Большое место в работе парторганизации занимали вопросы  кооперации: потребительской, особенно сельскохозяйственной, промкооперативной (промышленно-кооперативной). Опыт работы днепропетровцев по укреплению связей города с селом широко освещался в печати. Двумя изданиями в 1929 и 1930 годах вышли мои брошюры в украинском издательстве, посвященные новым связям города с селом, опыту работы рабочих бригад на селе.

Немаловажная роль в те годы принадлежала работе партийных клубов, где царила атмосфера настоящего товарищества, скромности и партийности.

Школа моей партийной работы началась в крупной пролетарской днепропетровской партийной организации, богатой революционными традициями, а с начала 1931 года продолжалась в столичной московской парторганизации. Сначала я работал ответственным инструктором московского городского комитета партии, затем секретарем Фрунзенского и Москворецкого райкомов партии, парторгом ЦК Гознака.

Работая инструктором, курировал крупнейший в Москве пролетарский район, куда входили такие заводы, как АМО (Примечание редактора: Автомобильный Московский завод, позднее – Московский автомобильный завод имени И.А.Лихачева –ЗИЛ),«Динамо» (Примечание редактора: завод «Динамо» - одно из крупнейших и старейших электромашиностроительных предприятий России), «Серп и Молот» (Примечание редактора: Московский металлургический завод), Первый ГПЗ (Примечание редактора: Первый государственный подшипниковый завод). Работая секретарем райкома, находился в гуще всех происходивших событий. Главными направлениями в работе московской парторганизации тех лет была борьба за выполнение первого пятилетнего плана, строительство новых заводов и реконструкция старых, обновление городского хозяйства. Повседневное внимание уделялось бытовым нуждам населения. Эти вопросы преобладали среди тех, которые рассматривались московским комитетом партии, райкомами и первичными парторганизациями. Не сходили с повестки дня вопросы организации общественного питания. За 1931-1934 годы было построено 23 фабрики-кухни и 537 столовых. Общее количество посадочных мест в общественном питании составляло два с половиной миллиона. В числе ведущих на заводах выдвигались цехи общественного питания, а качество обедов ставилось на первый план. Хорошо помню, какое внимание питанию рабочих уделял директор АМО И.А.Лихачев. «Без хорошего обеда не будет и хорошей машины» - повторял он изо дня в день и достиг в этом направлении многого. Не раз приходилось слушать по этому вопросу и острые выступления секретаря горкома партии Н.С.Хрущева. В этих выступлениях он приводил примеры, когда ему самому приходилось отведать в столовой плохих котлет или других блюд.

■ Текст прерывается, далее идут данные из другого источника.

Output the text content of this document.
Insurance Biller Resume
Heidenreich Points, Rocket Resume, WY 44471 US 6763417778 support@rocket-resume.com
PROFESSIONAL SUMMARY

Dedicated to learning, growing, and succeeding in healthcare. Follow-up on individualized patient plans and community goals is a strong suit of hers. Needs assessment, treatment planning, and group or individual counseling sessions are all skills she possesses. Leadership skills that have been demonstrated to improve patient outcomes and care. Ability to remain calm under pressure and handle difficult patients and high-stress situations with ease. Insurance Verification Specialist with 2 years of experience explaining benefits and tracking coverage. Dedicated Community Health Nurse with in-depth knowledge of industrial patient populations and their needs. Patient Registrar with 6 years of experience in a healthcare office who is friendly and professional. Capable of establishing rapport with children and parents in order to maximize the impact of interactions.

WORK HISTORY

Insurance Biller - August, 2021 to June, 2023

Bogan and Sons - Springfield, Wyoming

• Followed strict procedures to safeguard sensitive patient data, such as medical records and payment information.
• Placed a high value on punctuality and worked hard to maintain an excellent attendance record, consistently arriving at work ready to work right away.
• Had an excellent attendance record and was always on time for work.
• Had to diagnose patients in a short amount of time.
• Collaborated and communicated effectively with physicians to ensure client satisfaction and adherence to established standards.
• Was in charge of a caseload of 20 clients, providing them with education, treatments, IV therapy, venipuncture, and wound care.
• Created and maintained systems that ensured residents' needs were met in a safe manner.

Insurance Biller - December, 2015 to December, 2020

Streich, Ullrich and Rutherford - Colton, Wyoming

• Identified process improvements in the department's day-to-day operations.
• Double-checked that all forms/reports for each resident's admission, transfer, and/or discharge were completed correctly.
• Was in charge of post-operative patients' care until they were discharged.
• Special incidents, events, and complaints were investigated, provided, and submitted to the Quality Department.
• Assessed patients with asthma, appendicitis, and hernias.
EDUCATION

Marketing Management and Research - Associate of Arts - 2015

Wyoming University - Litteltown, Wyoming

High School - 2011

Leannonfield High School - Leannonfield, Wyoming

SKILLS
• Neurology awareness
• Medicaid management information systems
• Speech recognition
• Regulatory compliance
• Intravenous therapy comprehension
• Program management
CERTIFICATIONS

Работа по строительству нового жилья еще не набрала в те годы силу, и внимание сосредотачивалось на переоборудовании фабричных казарм, приведении их в состояние более удобное для жилья. Строились новые бани, прачечные. Расходы на эти нужды в 1931-1934 годы составили по Москве 19 миллионов рублей. Коммунальное хозяйство Москвы находилось в бедственном состоянии. В 1933 году во время моей  работы во Фрунзенском районе почти в центре Москвы располагался район, где не было канализации. Запомнился мне тревожный телефонный звонок тогдашнего предмоссовета (председателя Московского совета) тов. Булганина: в районе Дорогомилова, где проходила правительственная трасса, ночью опрокинулась ассенизационная бочка. Даже район Арбата не имел уличных уборных, и мне при отчете райсовета пришлось выслушивать горькие упреки извозчиков: «Вам в помещениях хорошо, а каково нам весь день находиться на улице». И при всех имевшихся в те годы грехах работа низового звена была направлена лицом к человеку. Припоминаю, что даже в самые страшные 1936-1937 годы /последние годы моей партийной работы/ в одном москворецком районе мы сумели построить десять новых первоклассных школ, создавались дворцы пионеров, заводские дворцы культуры, новые скверы.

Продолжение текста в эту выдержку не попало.